Mifely said:
Textures, sound, and animation (a lot of the things that can be made lower-quality easily) are usually compressed as well. 120MB of textures is a lot more texture data than 30M 32-bit RGBA values, in other words. My numbers are pretty close -- The textures might take up some additional memory (like part of the 60 extra megs I mentioned), but not as much as you might think. I should add that, if the texture/animation/sound data is compressed, it requires some CPU horsepower to decompress and utilize each frame... another gotcha for the Wii, relative to the PS3/360 -- in order to process the data fast enough the Wii not only needs the data to be smaller, but in some cases might require less efficient compression than the more powerful consoles. The Wii will always have great exclusives. It will never share games experiences with the other consoles, but that doesn't mean it won't have great games -- obviously it does. Downporting to it is kinda pointless, in that its so difficult, that developers are always better off making a game focused solely on the Wii's strengths, instead of trying to shove a game that uses the "big" consoles' strengths onto the Wii.
|
Your general numbers are right but a few things are off.

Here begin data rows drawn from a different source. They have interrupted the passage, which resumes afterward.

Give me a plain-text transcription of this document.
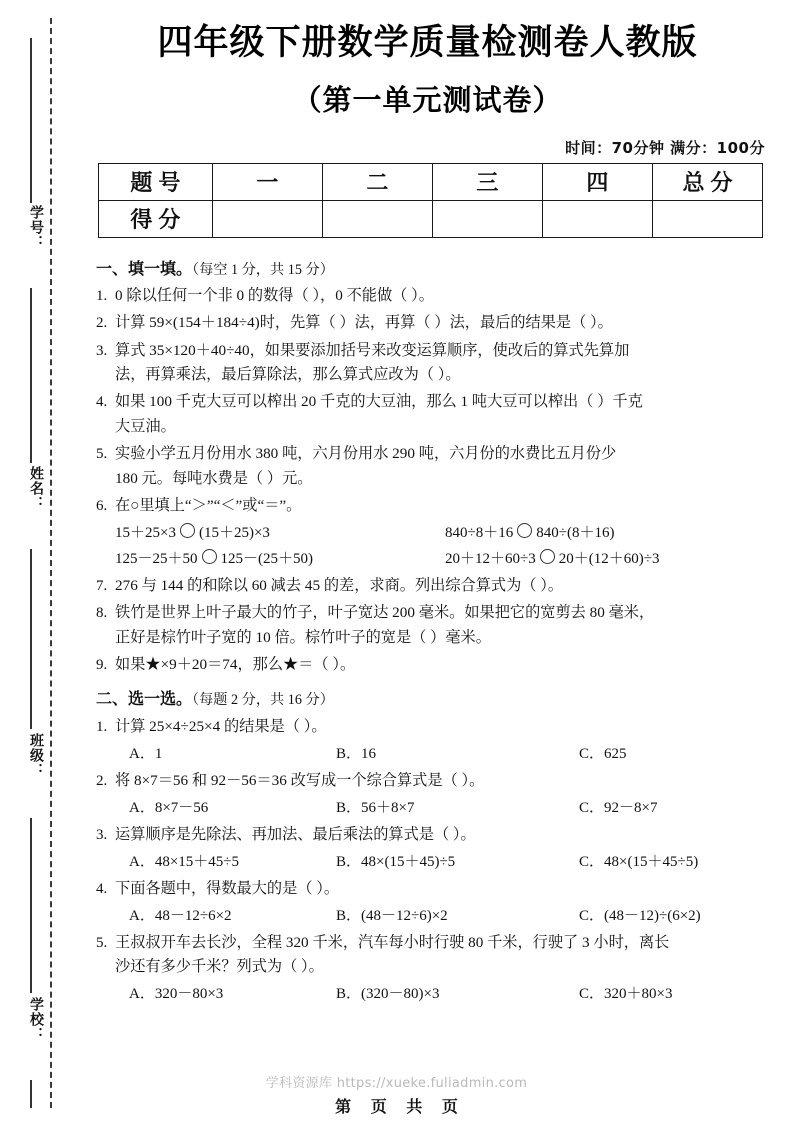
学号：
姓名：
班级：
学校：
四年级下册数学质量检测卷人教版
（第一单元测试卷）
时间：70分钟 满分：100分
题号	一	二	三	四	总分
得分					
一、填一填。（每空 1 分，共 15 分）
1. 0 除以任何一个非 0 的数得（ ），0 不能做（ ）。
2. 计算 59×(154＋184÷4)时，先算（ ）法，再算（ ）法，最后的结果是（ ）。
3. 算式 35×120＋40÷40，如果要添加括号来改变运算顺序，使改后的算式先算加
法，再算乘法，最后算除法，那么算式应改为（ ）。
4. 如果 100 千克大豆可以榨出 20 千克的大豆油，那么 1 吨大豆可以榨出（ ）千克
大豆油。
5. 实验小学五月份用水 380 吨，六月份用水 290 吨，六月份的水费比五月份少
180 元。每吨水费是（ ）元。
6. 在○里填上“＞”“＜”或“＝”。
15＋25×3 (15＋25)×3	840÷8＋16 840÷(8＋16)
125－25＋50 125－(25＋50)	20＋12＋60÷3 20＋(12＋60)÷3
7. 276 与 144 的和除以 60 减去 45 的差，求商。列出综合算式为（ ）。
8. 铁竹是世界上叶子最大的竹子，叶子宽达 200 毫米。如果把它的宽剪去 80 毫米，
正好是棕竹叶子宽的 10 倍。棕竹叶子的宽是（ ）毫米。
9. 如果★×9＋20＝74，那么★＝（ ）。
二、选一选。（每题 2 分，共 16 分）
1. 计算 25×4÷25×4 的结果是（ ）。
A．1	B．16	C．625
2. 将 8×7＝56 和 92－56＝36 改写成一个综合算式是（ ）。
A．8×7－56	B．56＋8×7	C．92－8×7
3. 运算顺序是先除法、再加法、最后乘法的算式是（ ）。
A．48×15＋45÷5	B．48×(15＋45)÷5	C．48×(15＋45÷5)
4. 下面各题中，得数最大的是（ ）。
A．48－12÷6×2	B．(48－12÷6)×2	C．(48－12)÷(6×2)
5. 王叔叔开车去长沙，全程 320 千米，汽车每小时行驶 80 千米，行驶了 3 小时，离长
沙还有多少千米？列式为（ ）。
A．320－80×3	B．(320－80)×3	C．320＋80×3
学科资源库 https://xueke.fuliadmin.com
第 页 共 页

Remember the PS3 only has 256 Mb + 256Mb for graphics ( most of it is going to be texture)
20 M for the sound, I would be hardly surprised if sound took more than a couple Mb honestly, it's uncompressed on the fly and played like that, there's no sound buffering per say in memory, nothing significant at least.
60Mb Physics/Collision data is mighty high too. The way it's handled is the game has the Visualization tree in memory and it's used for Physics/Collision too.